5.12.13

Viaggio a Racalmuto (di Gesualdo Bufalino)

Racalmuto, Santuario della Madonna del Monte, Statua della Vergine
Può capitare che uno alla fine dell'estate si rechi una domenica senza preavviso a salutare Sciascia nella sua casa di campagna, fra le pergole d'uva gialla, e arrivi due ore troppo tardi, e non trovi nessuno, ma indovini soltanto, poliziescamente, nel terriccio ancora umido d'un'aiola l'affettuoso arrivederci della signora Maria ai suoi fiori, prima di partire per l'esilio cittadino. Sarà il caso allora, in alternativa, di proseguire qualche chilometro fino a Racalmuto, la "Regalpetra" delle "Parrocchie", a cercarvi una controprova fisica, l'occasione d'un tuffo non più esclusivamente mentale nella carnalità umana e storica del luogo: il modo migliore, forse, di ri-convertire in moneta di luce, odore, sapore, sangue il ricordo di tante pagine care.
E si cominci, dunque, col farsi amici certi piccoli vecchi, seduti sulla soglia d'un Circolo di Zolfatari e Salinari in pensione. Sudori antichi, raccontano quelle facce, e colpi di piccone per anni e anni sulle pareti d'una caverna, e prismi d'abbagliante salgemma strappati con le mani ai soffitti di sottoterra... I loro occhi ne bruciano ancora, mentre si levano verso la chiesa della Madonna del Monte, qui dirimpetto, dove una scalinata s'impenna, e a luglio vi si recita una festa religiosa d'impareggiabile brio.
Noi contentiamoci d'arrampicarci lassù (ma ci vorrebbero polmoni più giovani) ad ammirarvi un bell'altare di pietra scolpita, un tabernacolo aureo, una Vergine di scuola gaginesca, due meticolose ingenue pitture che svolgono il miracolo della statua, quando i buoi che la trasportavano rifiutarono di muoversi, e fu segno che qui essa dovesse avere culto e sede perpetua.

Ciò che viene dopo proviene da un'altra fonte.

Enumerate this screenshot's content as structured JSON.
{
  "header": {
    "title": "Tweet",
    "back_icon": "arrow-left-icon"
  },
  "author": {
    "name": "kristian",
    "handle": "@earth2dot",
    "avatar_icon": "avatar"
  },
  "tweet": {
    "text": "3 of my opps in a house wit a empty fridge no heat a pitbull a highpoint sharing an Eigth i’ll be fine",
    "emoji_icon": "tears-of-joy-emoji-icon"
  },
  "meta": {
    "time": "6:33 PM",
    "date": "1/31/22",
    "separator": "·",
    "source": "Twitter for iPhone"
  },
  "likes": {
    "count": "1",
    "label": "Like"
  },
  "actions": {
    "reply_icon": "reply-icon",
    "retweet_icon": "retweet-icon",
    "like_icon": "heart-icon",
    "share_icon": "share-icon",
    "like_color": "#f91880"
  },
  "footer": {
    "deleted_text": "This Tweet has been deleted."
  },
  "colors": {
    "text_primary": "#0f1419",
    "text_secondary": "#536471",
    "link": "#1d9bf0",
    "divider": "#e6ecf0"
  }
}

Restano a questo punto da visitare la Matrice, le chiese minori, il Castello, e bisognerà chiedere la strada ai passanti. Chiediamola almeno tre volte: a un giovane, a un vecchio, a un ragazzo. Dalla reticenza, sollecitudine, innocenza, malizia delle rispettive risposte impareremo qualcosa sulla Sicilia, sul ricambio delle generazioni, sul confronto invasore-invaso, perfino sul mistero mafioso... Prima d'andarcene, l'insegna d'un locale, dov'è dipinto un inopinato sombrero, per un istante ci sbalordirà: « Parapam-pamponero»... (Dimenticavo: tutto questo è a venti minuti da Agrigento, sulla via per Canicattì. Colazione al sacco).